ONU : La crise politique en Guinée-Bissau aggrave les difficultés des citoyens

Le Représentant spécial pour la Guinée-Bissau, Joseph Mutaboba. Photo ONU/Rick Bajornas

7 mai 2012 – Le Représentant spécial du Secrétaire général et Chef du Bureau intégré des Nations Unies pour la consolidation de la paix en Guinée-Bissau (BINUGBIS), Joseph Mutaboba, a prévenu lundi, lors d'une session Conseil de sécurité des Nations Unies, que la recherche d'une solution à la crise détourne l'attention des besoins de la population bissau-guinéenne.

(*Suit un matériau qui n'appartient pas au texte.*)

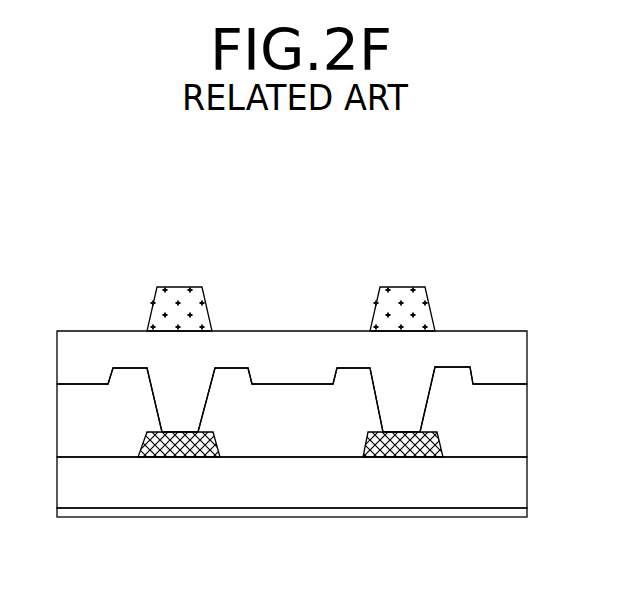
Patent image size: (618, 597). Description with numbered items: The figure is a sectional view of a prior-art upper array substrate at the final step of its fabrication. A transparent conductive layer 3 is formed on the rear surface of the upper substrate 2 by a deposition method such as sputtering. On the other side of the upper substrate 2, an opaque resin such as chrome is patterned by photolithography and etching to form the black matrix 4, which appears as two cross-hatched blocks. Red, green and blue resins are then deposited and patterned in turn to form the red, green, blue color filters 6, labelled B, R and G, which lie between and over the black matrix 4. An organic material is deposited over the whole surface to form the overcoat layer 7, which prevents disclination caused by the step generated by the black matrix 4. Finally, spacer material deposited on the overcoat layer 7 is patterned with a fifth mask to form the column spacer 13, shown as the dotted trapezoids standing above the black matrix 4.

The upper substrate 2 is at (527, 478).
The transparent conductive layer 3 is at (527, 513).
The black matrix 4 is at (402, 450).
The red, green, blue color filters 6 is at (527, 418).
The overcoat layer 7 is at (527, 348).
The column spacer 13 is at (404, 292).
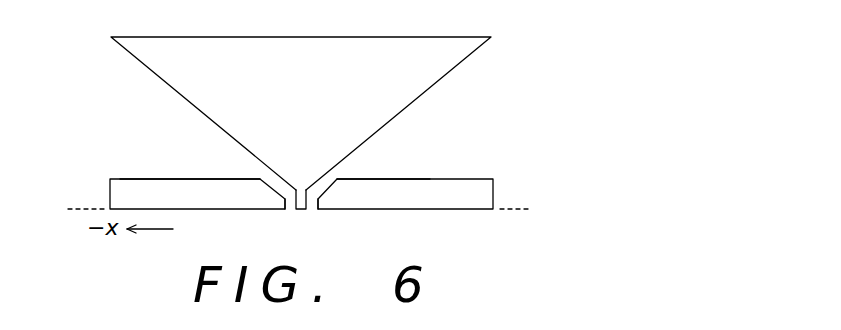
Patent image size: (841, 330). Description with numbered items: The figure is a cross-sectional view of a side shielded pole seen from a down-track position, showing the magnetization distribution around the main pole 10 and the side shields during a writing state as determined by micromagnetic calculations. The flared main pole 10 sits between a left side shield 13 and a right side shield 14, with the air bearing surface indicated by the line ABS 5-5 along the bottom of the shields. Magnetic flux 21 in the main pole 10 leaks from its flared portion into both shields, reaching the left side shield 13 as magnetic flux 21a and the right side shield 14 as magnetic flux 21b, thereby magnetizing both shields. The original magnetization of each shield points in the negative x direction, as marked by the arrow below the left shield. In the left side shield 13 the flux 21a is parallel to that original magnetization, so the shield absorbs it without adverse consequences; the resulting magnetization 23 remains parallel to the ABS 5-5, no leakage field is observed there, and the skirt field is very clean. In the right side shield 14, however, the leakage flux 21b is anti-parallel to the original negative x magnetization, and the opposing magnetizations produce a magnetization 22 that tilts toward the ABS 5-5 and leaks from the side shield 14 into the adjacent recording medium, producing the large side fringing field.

The main pole 10 is at (433, 63).
The left side shield 13 is at (117, 183).
The right side shield 14 is at (493, 180).
The magnetic flux 21 is at (296, 115).
The magnetic flux 21a is at (292, 162).
The magnetic flux 21b is at (332, 207).
The magnetization 22 is at (365, 207).
The magnetization 23 is at (127, 193).
The ABS 5 is at (300, 203).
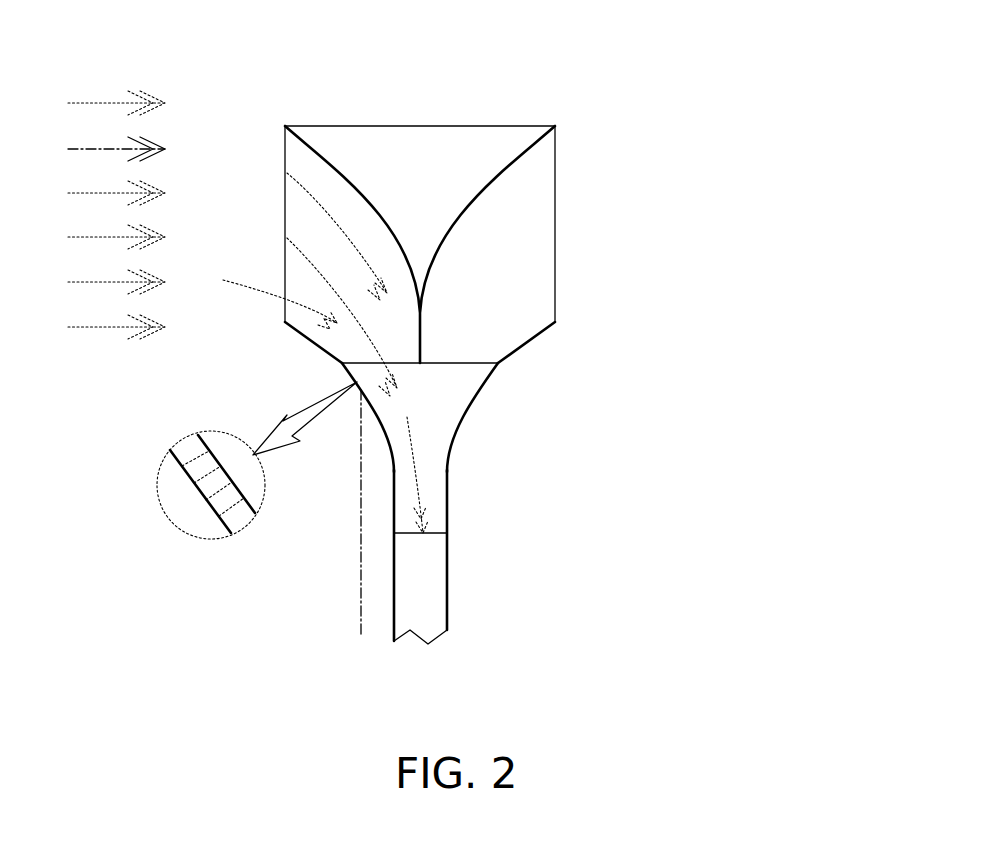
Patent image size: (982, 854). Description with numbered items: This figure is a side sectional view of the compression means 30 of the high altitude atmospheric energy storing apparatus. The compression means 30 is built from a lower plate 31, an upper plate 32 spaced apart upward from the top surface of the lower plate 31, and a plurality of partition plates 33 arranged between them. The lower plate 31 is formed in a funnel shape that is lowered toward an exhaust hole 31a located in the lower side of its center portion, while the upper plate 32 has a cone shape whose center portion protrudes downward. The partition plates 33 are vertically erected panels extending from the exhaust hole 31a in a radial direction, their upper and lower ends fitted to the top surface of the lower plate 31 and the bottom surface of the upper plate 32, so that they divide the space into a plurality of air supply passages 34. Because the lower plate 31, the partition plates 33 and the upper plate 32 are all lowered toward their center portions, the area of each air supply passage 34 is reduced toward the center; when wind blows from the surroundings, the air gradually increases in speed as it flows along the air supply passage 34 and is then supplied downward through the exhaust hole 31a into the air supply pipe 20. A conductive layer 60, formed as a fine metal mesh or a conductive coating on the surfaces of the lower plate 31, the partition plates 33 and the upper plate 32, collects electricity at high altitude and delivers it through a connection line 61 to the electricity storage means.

The air supply pipe 20 is at (448, 582).
The compression means 30 is at (642, 233).
The lower plate 31 is at (477, 388).
The exhaust hole 31a is at (433, 473).
The upper plate 32 is at (482, 174).
The partition plates 33 is at (452, 362).
The air supply passages 34 is at (297, 208).
The conductive layer 60 is at (228, 432).
The connection line 61 is at (361, 538).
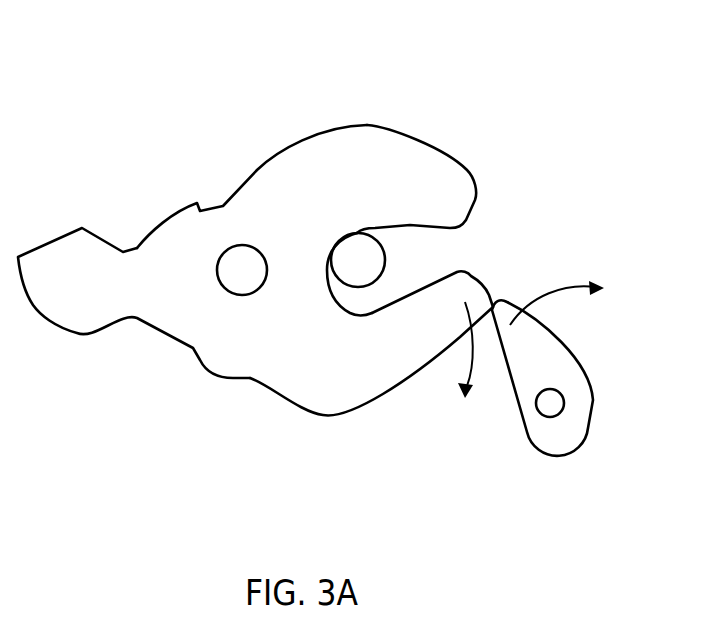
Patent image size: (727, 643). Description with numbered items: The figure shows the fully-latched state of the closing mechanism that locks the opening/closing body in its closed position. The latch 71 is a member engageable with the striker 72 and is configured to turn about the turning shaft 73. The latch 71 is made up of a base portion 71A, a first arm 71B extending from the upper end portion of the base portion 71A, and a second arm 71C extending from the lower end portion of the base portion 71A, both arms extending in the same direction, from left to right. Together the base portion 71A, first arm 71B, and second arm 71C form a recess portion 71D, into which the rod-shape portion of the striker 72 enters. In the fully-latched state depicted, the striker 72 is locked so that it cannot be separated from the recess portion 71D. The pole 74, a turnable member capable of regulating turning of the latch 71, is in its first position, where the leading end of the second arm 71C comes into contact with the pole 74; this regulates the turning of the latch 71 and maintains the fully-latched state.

The latch 71 is at (363, 78).
The base portion 71A is at (297, 273).
The first arm 71B is at (427, 190).
The second arm 71C is at (450, 307).
The recess portion 71D is at (336, 293).
The striker 72 is at (355, 252).
The turning shaft 73 is at (240, 258).
The pole 74 is at (568, 448).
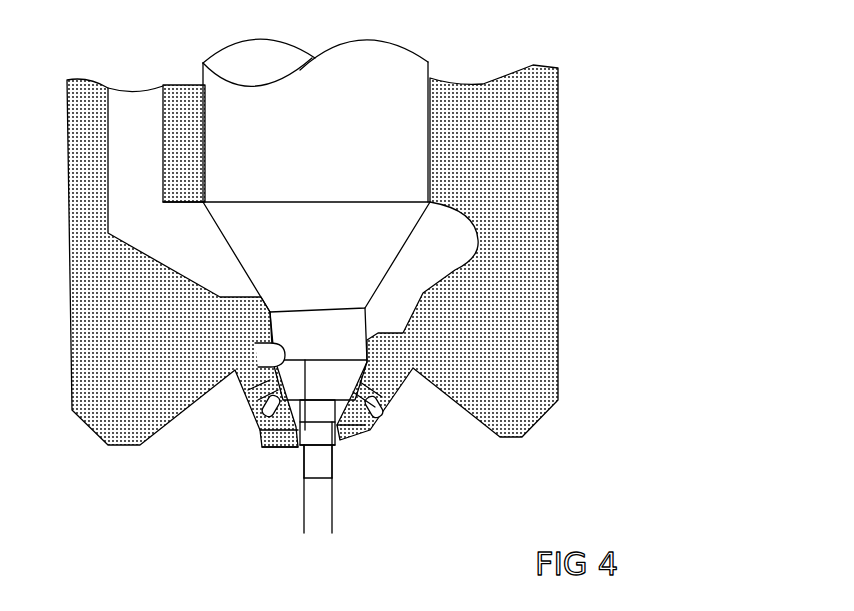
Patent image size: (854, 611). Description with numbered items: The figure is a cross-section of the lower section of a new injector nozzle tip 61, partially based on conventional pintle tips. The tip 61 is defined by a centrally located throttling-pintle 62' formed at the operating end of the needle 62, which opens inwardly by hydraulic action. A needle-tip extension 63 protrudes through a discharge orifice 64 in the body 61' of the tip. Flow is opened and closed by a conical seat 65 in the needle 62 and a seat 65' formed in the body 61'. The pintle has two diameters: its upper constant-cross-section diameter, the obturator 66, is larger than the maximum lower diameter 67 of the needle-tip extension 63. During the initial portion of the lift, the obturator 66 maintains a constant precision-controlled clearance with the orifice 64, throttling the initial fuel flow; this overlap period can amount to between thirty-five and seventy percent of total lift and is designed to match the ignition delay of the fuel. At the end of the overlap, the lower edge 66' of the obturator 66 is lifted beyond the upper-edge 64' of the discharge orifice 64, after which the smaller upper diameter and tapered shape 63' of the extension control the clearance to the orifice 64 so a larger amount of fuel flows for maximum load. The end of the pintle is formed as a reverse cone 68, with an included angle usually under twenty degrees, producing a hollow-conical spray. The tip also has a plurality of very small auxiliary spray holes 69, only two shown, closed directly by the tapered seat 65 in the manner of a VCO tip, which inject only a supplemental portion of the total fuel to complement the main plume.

The nozzle tip 61 is at (428, 263).
The body 61' is at (510, 252).
The needle 62 is at (449, 219).
The throttling-pintle 62' is at (504, 411).
The needle-tip extension 63 is at (428, 489).
The tapered shape 63' is at (234, 517).
The discharge orifice 64 is at (381, 453).
The upper-edge of the discharge orifice 64' is at (179, 403).
The conical seat 65 is at (529, 327).
The seat 65' is at (198, 427).
The obturator 66 is at (223, 491).
The lower edge of the obturator 66' is at (276, 508).
The maximum lower diameter of the needle-tip extension 67 is at (393, 503).
The reverse cone 68 is at (336, 468).
The auxiliary spray holes 69 is at (366, 435).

« Le versement des salaires des fonctionnaires a été reporté et la commercialisation de la noix de cajou, essentielle pour l'économie du pays, a été interrompue », a rappelé M. Mutaboba, qui présentait le dernier rapport du Secrétaire général des Nations Unies Ban Ki-moon sur la situation en Guinée-Bissau. Il a aussi alerté sur la poursuite « sans entrave » des nombreuses violations des droits de l'homme et averti que tout retard dans le retour à la normale aurait un impact néfaste sur les citoyens du pays.

Le 12 avril dernier, des membres des forces armées de la Guinée-Bissau ont pris le pouvoir dans un coup d'Etat, alors que le pays s'apprêtait à voter lors du deuxième tour des élections présidentielles qui opposait M. Gomes Junior au Président sortant Kumba Yala.

M. Mutoboba a évoqué « l'option d'imposer des sanctions ciblées à l'encontre des auteurs du coup d'État militaire et de leurs partisans »

Selon une évaluation faite par le Programme alimentaire mondial (PAM), il existe des indications que les noix de cajou sont commercialisés à un prix inférieur à celui qui avait été fixé, ce qui affecte sérieusement les revenus de la population dont une grande partie vivent de la production de ce produit destiné à l'exportation, ce qui a un impact néfaste sur les ménages des régions d'Oio, de Quinara, de Gabu, de Bafata et de Cacheu.

M. Mutoboba a également souligné qu'une solution durable doit inclure toutes les parties prenantes nationales bissau-guinéennes, y compris le Commandement militaire, les partis politiques, qu'ils soient ou non représentés à l'Assemblée nationale, afin d'engager un processus de médiation inclusif qui permettrait la recherche d'un conscensus.

Le Représentant spécial a rappelé l'importance du processus de médiation la Communauté économique des États de l'Afrique de l'Ouest (CEDEAO), et il a exhorté la communauté internationale à s'unir dans un engagement avec la Guiné-Bissau.

La Présidente de la « formation Guinée-Bissau » de la Commission de consolidation de la paix, Maria Luiza Ribeiro Viotti, qui est également ambassadrice du Brésil, a appelé à la libération de tous ceux qui sont détenus illégalement et au retour de l'ordre constitutionnel.